DirextX 11: Der Turbo für die Grafikkarte

Teil 3: DirectX 11: Technik erklärt und Grafikkarten im Test

Selbst wer in der FullHD-Auflösung von 1920 x 1080 Bildpunkten spielt, kann die Karte derzeit kaum an ihre Leistungsgrenzen heranführen. Allerdings ist die Leistungsaufnahme mit maximal 366 Watt unter Last hoch, auch das Betriebsgeräusch ist dann unüberhörbar. Erschwinglicher ist die Sapphire Radeon HD5850 für etwa 279 Euro. Das gehobene Mittelklassemodell ist flotter als eine vergleichbare GeForce 275 und bietet zudem die spannenden DX-11-Funktionen. Selbst bei Full- HD liegt die Karte stets über der kritischen Grenze von 25 Bildern pro Sekunde. Alles, was darunterliegt, wird nämlich als Ruckeln wahrgenommen.
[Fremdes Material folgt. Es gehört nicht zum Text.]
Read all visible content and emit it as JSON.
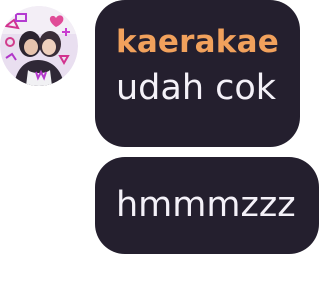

Im Unigine Heaven lagen die Werte bei aktiver Tesselation über 30 Bildern pro Sekunde. Schaltet man Tesselation ab, sind deutlich höhere Werte möglich. Für Gelegenheitsspieler genügt durchaus eine Radeon HD5770 wie die getestete Karte von Sapphire. Voraussetzung ist natürlich, dass man 3D-Spiele höchstens in der Auflösung von 1680 x 1050 Bildpunkten zockt, die man häufig bei 22-Zoll-TFTs findet. Ob die Leistung für anspruchsvolle DX-11-Spiele ausreicht, ist unsicher. Im Unigine Heaven Benchmark näherte sich die HD5770 gefährlich nah der "Ruckelgrenze". In der Praxis muss man hier möglicherweise auf Tesselation verzichten.

Was jetzt noch kommt

Ob sich DX 11 rasch durchsetzt, hängt in erster Linie von den Entwicklern von PC-Spielen ab, denn ohne entsprechende Software-Unterstützung nützt die beste Hardware nichts. Eine Liste aktueller und kommender Titel finden Sie im Kasten. Die zunehmende Verbreitung von Windows 7 und der Umstieg der Grafikkartenhersteller auf DX 11 werden für den nötigen Anschub sorgen. Als "Entschleuniger" könnten sich die Spielekonsolen Xbox 360 und PS3 erweisen, deren veraltete Grafikprozessoren DX 11 nicht beherrschen. Da Spiele-Entwickler meist plattformübergreifend entwickeln, könnten einige auf DX 11 verzichten. Andererseits kann sich eine PCVersion dank DX 11 gegenüber einer Konsolenversionen abheben und so für einen zusätzlichen Kaufanreiz sorgen. Links & Tools zu diesem Artikel finden Sie unter www.magnus.de/go/10041409

Im Vergleich: DirectX 10 gegen DirectX 11 mit aktiver Tesselation-Funktion (Unigine Heaven)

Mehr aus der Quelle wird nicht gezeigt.